TestTraceRoute:~$ traceroute 8.8.8.8

traceroute to 8.8.8.8 (8.8.8.8), 30 hops max, 60 byte packets

1 10.252.252.1 (10.251.251.1) 0.237 ms 0.142 ms 1002.258 ms

2 10.250.250.1 (10.250.250.1) 0.166 ms 0.191 ms 0.185 ms

3 192.168.250.1 (192.168.250.1) 0.616 ms 0.618 ms 0.598 ms

4 * * *

5 * * *

6 * * *

7 * * *

8 * * *…

You can see in the above traceroute output that I have no response to 8.8.8.8 – in fact, I have no response past 192.168.250.1!  I turned all firewalling off so everything is just acting as routers – I even created an “allow all” rule in pfSense on the 192.168.250.1/24 interface for good measure.  Nada.

So, annoyed, I went back to static routes to see if maybe I had changed anything that would have prevented this from working.  Nope, it still worked:

I started to think this through.  I won’t lie – it took me a day or two.  While working on work projects/etc. I am constantly running through scenarios of things that I haven’t figured out in my head and then bam – ah hah!  I remember talking to a co-worker and saying, “I wonder if pfSense creates any other access rules when setting up static routes that it doesn’t when learning routes through OSPF…” – his eyes glazed over in complete disinterest and off I went tearing through the menus and status pages of pfSense until I found it…

Ok, so the default pfSense outbound NAT mode (source NAT) is a automatic but what does that mean?  It wasn’t very apparent until I clicked on a small blue “information” icon at the bottom… and even then it wasn’t super obvious:

The key words above are “…a mapping is  automatically generated for each interface’s subnet…” – but guess what?  OSPF routes aren’t interfaces and so an automatic mapping is not automatically created.  Doh!  Further, it doesn’t appear as though you can configure automatic outbound NATs for OSPF-learned routes.  Bummer!

The only real options I have, as far as I can tell, are to either switch back to static routing and leverage automatic outbound NATs or switch to hybrid outbound NAT mode and create manual outbound NATs for the NSX networks.  Neither option is “dynamic” nor “scalable”.  That said, I could create a summary static route and only deploy NSX networks within that subnet – for instance, I could create a static route for 10.250.0.0/16 and only create 10.250.x.x subnets within NSX, all of which would match the static route configuration which would then, in turn, create the automatic outbound NAT rule.  Or, I could create a manual outbound NAT rule in the same fashion for 10.250.0.0/16 and thus any dynamically created route would have a matching outbound NAT based on dynamic OSPF routes.
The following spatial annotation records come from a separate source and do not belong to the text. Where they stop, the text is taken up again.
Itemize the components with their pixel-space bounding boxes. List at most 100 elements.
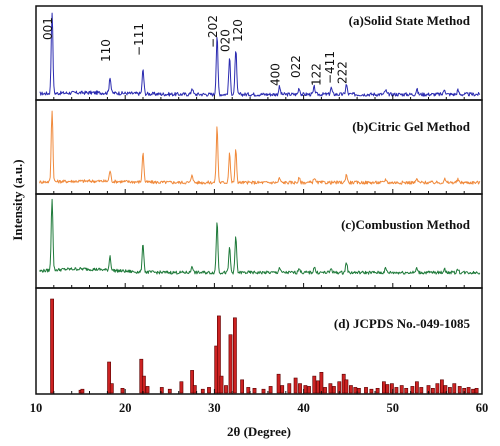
- y-axis-label: Intensity (a.u.): [10, 159, 25, 240]
- reference-stick: [323, 387, 327, 394]
- x-tick-label: 50: [387, 401, 400, 415]
- reference-stick: [293, 377, 298, 394]
- reference-stick: [443, 385, 448, 394]
- reference-stick: [192, 385, 197, 394]
- reference-stick: [298, 383, 302, 394]
- peak-label: 122: [310, 63, 324, 86]
- reference-stick: [179, 381, 184, 394]
- reference-stick: [315, 380, 320, 394]
- x-tick-label: 10: [30, 401, 43, 415]
- reference-stick: [142, 375, 146, 394]
- reference-stick: [369, 388, 374, 394]
- reference-stick: [375, 387, 380, 394]
- panel-c-pattern-line: [39, 198, 481, 275]
- reference-stick: [246, 387, 251, 394]
- reference-stick: [307, 386, 311, 394]
- reference-stick: [268, 386, 273, 394]
- reference-stick: [447, 387, 452, 394]
- reference-stick: [474, 387, 479, 394]
- panel-c: (c)Combustion Method: [35, 193, 483, 289]
- panel-a-pattern-line: [39, 12, 481, 97]
- panel-c-title: (c)Combustion Method: [341, 217, 471, 232]
- reference-stick: [261, 388, 266, 394]
- x-tick-labels: 10 20 30 40 50 60: [30, 401, 489, 415]
- panel-a-series: [39, 12, 481, 97]
- x-ticks: [35, 95, 483, 394]
- peak-label: 020: [219, 29, 233, 52]
- peak-label: 001: [41, 17, 55, 40]
- reference-stick: [219, 375, 224, 394]
- reference-stick: [109, 383, 114, 394]
- panel-a-title: (a)Solid State Method: [349, 13, 471, 28]
- reference-stick: [331, 386, 336, 394]
- peak-label: −202: [206, 15, 220, 48]
- peak-label: 110: [99, 39, 113, 62]
- peak-label: 222: [335, 61, 349, 84]
- reference-stick: [107, 361, 112, 394]
- peak-label: 400: [269, 63, 283, 86]
- reference-stick: [348, 385, 353, 394]
- peak-label: 120: [231, 19, 245, 42]
- reference-stick: [240, 379, 245, 394]
- x-tick-label: 30: [208, 401, 221, 415]
- reference-stick: [430, 387, 435, 394]
- reference-stick: [344, 379, 349, 394]
- reference-stick: [167, 388, 172, 394]
- reference-stick: [120, 387, 125, 394]
- panel-b-pattern-line: [39, 110, 481, 185]
- panel-c-series: [39, 198, 481, 275]
- reference-stick: [457, 386, 462, 394]
- peak-label: 022: [289, 55, 303, 78]
- x-tick-label: 60: [476, 401, 489, 415]
- reference-stick: [319, 371, 324, 394]
- reference-stick: [394, 387, 399, 394]
- reference-stick: [399, 385, 404, 394]
- peak-label: −411: [323, 51, 337, 84]
- reference-stick: [312, 375, 317, 394]
- reference-stick: [252, 387, 257, 394]
- reference-stick: [356, 387, 361, 394]
- reference-stick: [452, 383, 457, 394]
- reference-stick: [80, 388, 85, 394]
- reference-stick: [364, 387, 368, 394]
- reference-stick: [328, 383, 333, 394]
- reference-stick: [233, 317, 237, 394]
- x-axis: 10 20 30 40 50 60 2θ (Degree): [30, 95, 489, 439]
- reference-stick: [50, 298, 55, 394]
- x-axis-label: 2θ (Degree): [227, 424, 291, 439]
- panel-b-series: [39, 110, 481, 185]
- reference-stick: [439, 379, 444, 394]
- reference-stick: [410, 386, 415, 394]
- panel-b-title: (b)Citric Gel Method: [352, 119, 470, 134]
- reference-stick: [228, 334, 233, 394]
- panel-d-sticks: [50, 298, 479, 394]
- reference-stick: [353, 387, 358, 394]
- reference-stick: [404, 387, 409, 394]
- panel-d-frame: [35, 287, 483, 395]
- reference-stick: [200, 388, 205, 394]
- reference-stick: [207, 387, 211, 394]
- reference-stick: [287, 383, 292, 394]
- x-tick-label: 20: [119, 401, 132, 415]
- panel-d: (d) JCPDS No.-049-1085: [35, 287, 483, 395]
- panel-c-frame: [35, 193, 483, 289]
- reference-stick: [385, 384, 390, 394]
- panel-d-title: (d) JCPDS No.-049-1085: [334, 316, 471, 331]
- reference-stick: [303, 385, 308, 394]
- panel-b: (b)Citric Gel Method: [35, 99, 483, 195]
- reference-stick: [466, 387, 471, 394]
- reference-stick: [419, 387, 424, 394]
- reference-stick: [159, 387, 164, 394]
- reference-stick: [145, 386, 150, 394]
- reference-stick: [190, 370, 195, 394]
- reference-stick: [224, 385, 228, 394]
- reference-stick: [217, 315, 221, 394]
- reference-stick: [471, 388, 476, 394]
- reference-stick: [435, 383, 440, 394]
- peak-label: −111: [132, 23, 146, 56]
- panel-b-frame: [35, 99, 483, 195]
- reference-stick: [381, 381, 386, 394]
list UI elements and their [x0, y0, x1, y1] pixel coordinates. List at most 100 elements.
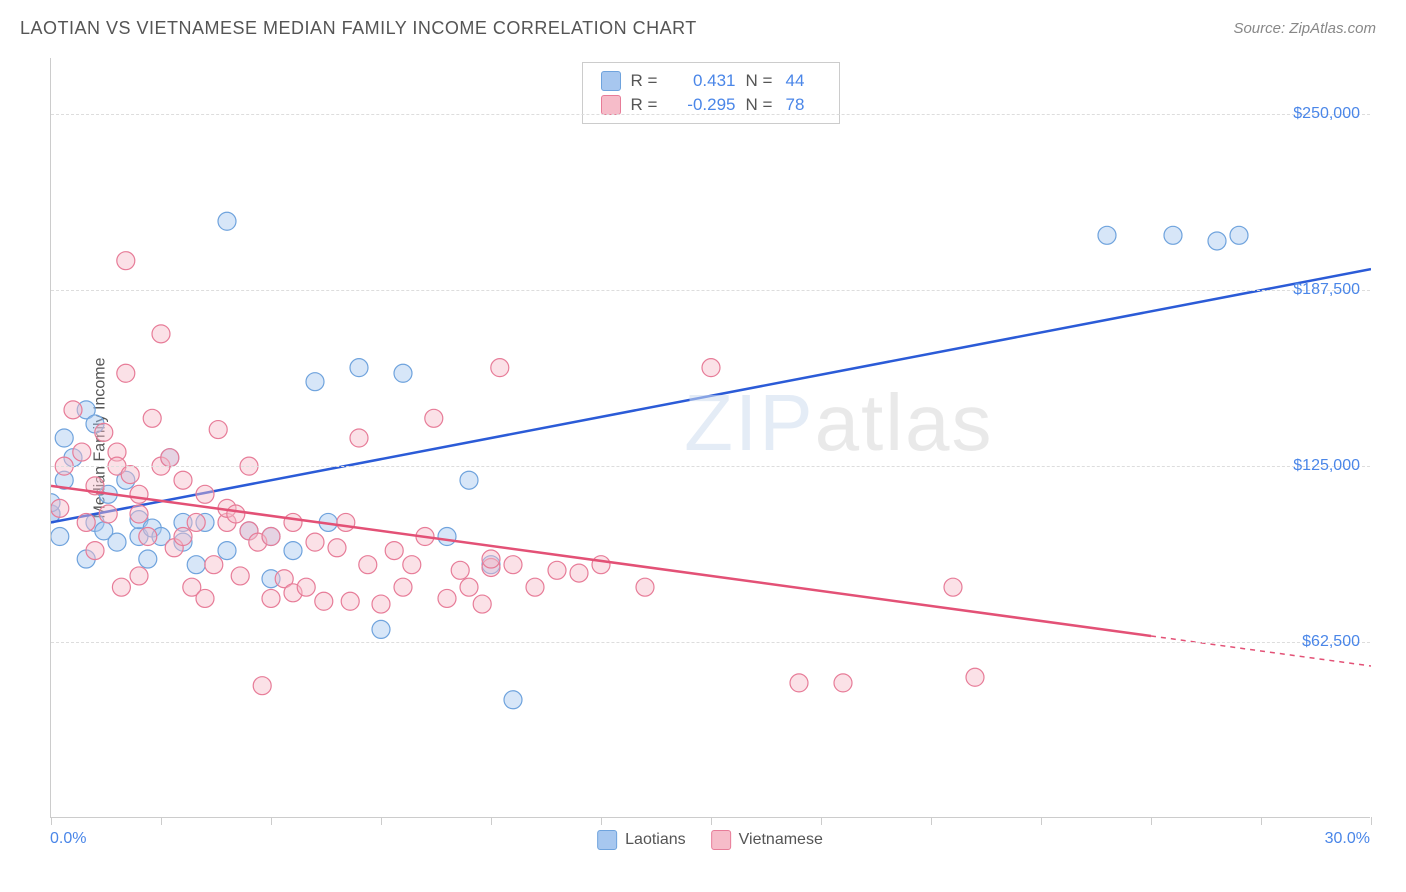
data-point — [491, 359, 509, 377]
stat-n-value: 78 — [786, 95, 821, 115]
data-point — [196, 485, 214, 503]
data-point — [403, 556, 421, 574]
x-tick — [821, 817, 822, 825]
data-point — [95, 423, 113, 441]
data-point — [966, 668, 984, 686]
data-point — [1164, 226, 1182, 244]
data-point — [482, 550, 500, 568]
data-point — [117, 252, 135, 270]
data-point — [504, 556, 522, 574]
data-point — [315, 592, 333, 610]
data-point — [108, 533, 126, 551]
data-point — [130, 567, 148, 585]
data-point — [253, 677, 271, 695]
data-point — [284, 542, 302, 560]
data-point — [64, 401, 82, 419]
gridline — [51, 290, 1370, 291]
data-point — [359, 556, 377, 574]
legend-swatch — [601, 95, 621, 115]
chart-header: LAOTIAN VS VIETNAMESE MEDIAN FAMILY INCO… — [0, 0, 1406, 49]
data-point — [55, 429, 73, 447]
x-max-label: 30.0% — [1325, 830, 1370, 848]
chart-title: LAOTIAN VS VIETNAMESE MEDIAN FAMILY INCO… — [20, 18, 697, 39]
data-point — [297, 578, 315, 596]
data-point — [196, 589, 214, 607]
legend-label: Vietnamese — [739, 831, 823, 849]
data-point — [130, 505, 148, 523]
data-point — [350, 429, 368, 447]
stats-row: R =0.431N =44 — [601, 69, 821, 93]
data-point — [473, 595, 491, 613]
data-point — [77, 513, 95, 531]
data-point — [1208, 232, 1226, 250]
data-point — [205, 556, 223, 574]
legend-swatch — [601, 71, 621, 91]
stat-n-value: 44 — [786, 71, 821, 91]
data-point — [790, 674, 808, 692]
data-point — [139, 550, 157, 568]
x-tick — [931, 817, 932, 825]
x-tick — [1261, 817, 1262, 825]
data-point — [438, 589, 456, 607]
data-point — [460, 471, 478, 489]
plot-area: ZIPatlas R =0.431N =44R =-0.295N =78 $62… — [50, 58, 1370, 818]
data-point — [174, 471, 192, 489]
data-point — [636, 578, 654, 596]
legend-swatch — [597, 830, 617, 850]
data-point — [73, 443, 91, 461]
data-point — [702, 359, 720, 377]
data-point — [944, 578, 962, 596]
x-tick — [1371, 817, 1372, 825]
legend-item: Laotians — [597, 830, 686, 850]
data-point — [187, 513, 205, 531]
data-point — [86, 542, 104, 560]
x-tick — [1041, 817, 1042, 825]
trend-line — [51, 269, 1371, 522]
data-point — [548, 561, 566, 579]
gridline — [51, 114, 1370, 115]
data-point — [834, 674, 852, 692]
data-point — [394, 578, 412, 596]
data-point — [504, 691, 522, 709]
legend-item: Vietnamese — [711, 830, 823, 850]
x-min-label: 0.0% — [50, 830, 86, 848]
chart-container: Median Family Income ZIPatlas R =0.431N … — [50, 58, 1370, 818]
data-point — [460, 578, 478, 596]
gridline — [51, 466, 1370, 467]
data-point — [161, 449, 179, 467]
data-point — [143, 409, 161, 427]
data-point — [425, 409, 443, 427]
x-tick — [381, 817, 382, 825]
data-point — [438, 528, 456, 546]
x-tick — [161, 817, 162, 825]
x-tick — [1151, 817, 1152, 825]
data-point — [209, 421, 227, 439]
data-point — [51, 499, 69, 517]
stat-label: N = — [746, 71, 776, 91]
x-tick — [51, 817, 52, 825]
stat-r-value: -0.295 — [671, 95, 736, 115]
data-point — [526, 578, 544, 596]
y-tick-label: $125,000 — [1293, 457, 1360, 475]
data-point — [99, 505, 117, 523]
data-point — [121, 466, 139, 484]
data-point — [372, 595, 390, 613]
data-point — [306, 533, 324, 551]
data-point — [284, 513, 302, 531]
bottom-legend: Laotians Vietnamese — [597, 830, 823, 850]
legend-swatch — [711, 830, 731, 850]
x-tick — [271, 817, 272, 825]
chart-source: Source: ZipAtlas.com — [1233, 20, 1376, 37]
data-point — [570, 564, 588, 582]
data-point — [152, 325, 170, 343]
data-point — [1098, 226, 1116, 244]
data-point — [372, 620, 390, 638]
y-tick-label: $187,500 — [1293, 281, 1360, 299]
data-point — [139, 528, 157, 546]
data-point — [117, 364, 135, 382]
data-point — [262, 528, 280, 546]
x-tick — [601, 817, 602, 825]
data-point — [227, 505, 245, 523]
data-point — [218, 212, 236, 230]
data-point — [51, 528, 69, 546]
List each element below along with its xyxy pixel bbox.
Actually, while typing that out, I realized I could probably create an outbound NAT for the entire RFC1918 IP space!  Why not?  If I defined an interface it’d create an automatic outbound NAT rule anyway!  Hmm…  maybe go full manual and just outbound all RFC1918…

Choices.

If you’re reading this and have an opinion on one method over the other please let me know!  I am mostly content that I was able to get OSPF working all the way up to pfSense, so I guess a victory is a victory.  That said, I wish there were a method to create the outbound/source NAT.  Oh well – can’t win them all.

Thanks for reading and I hope you find this useful!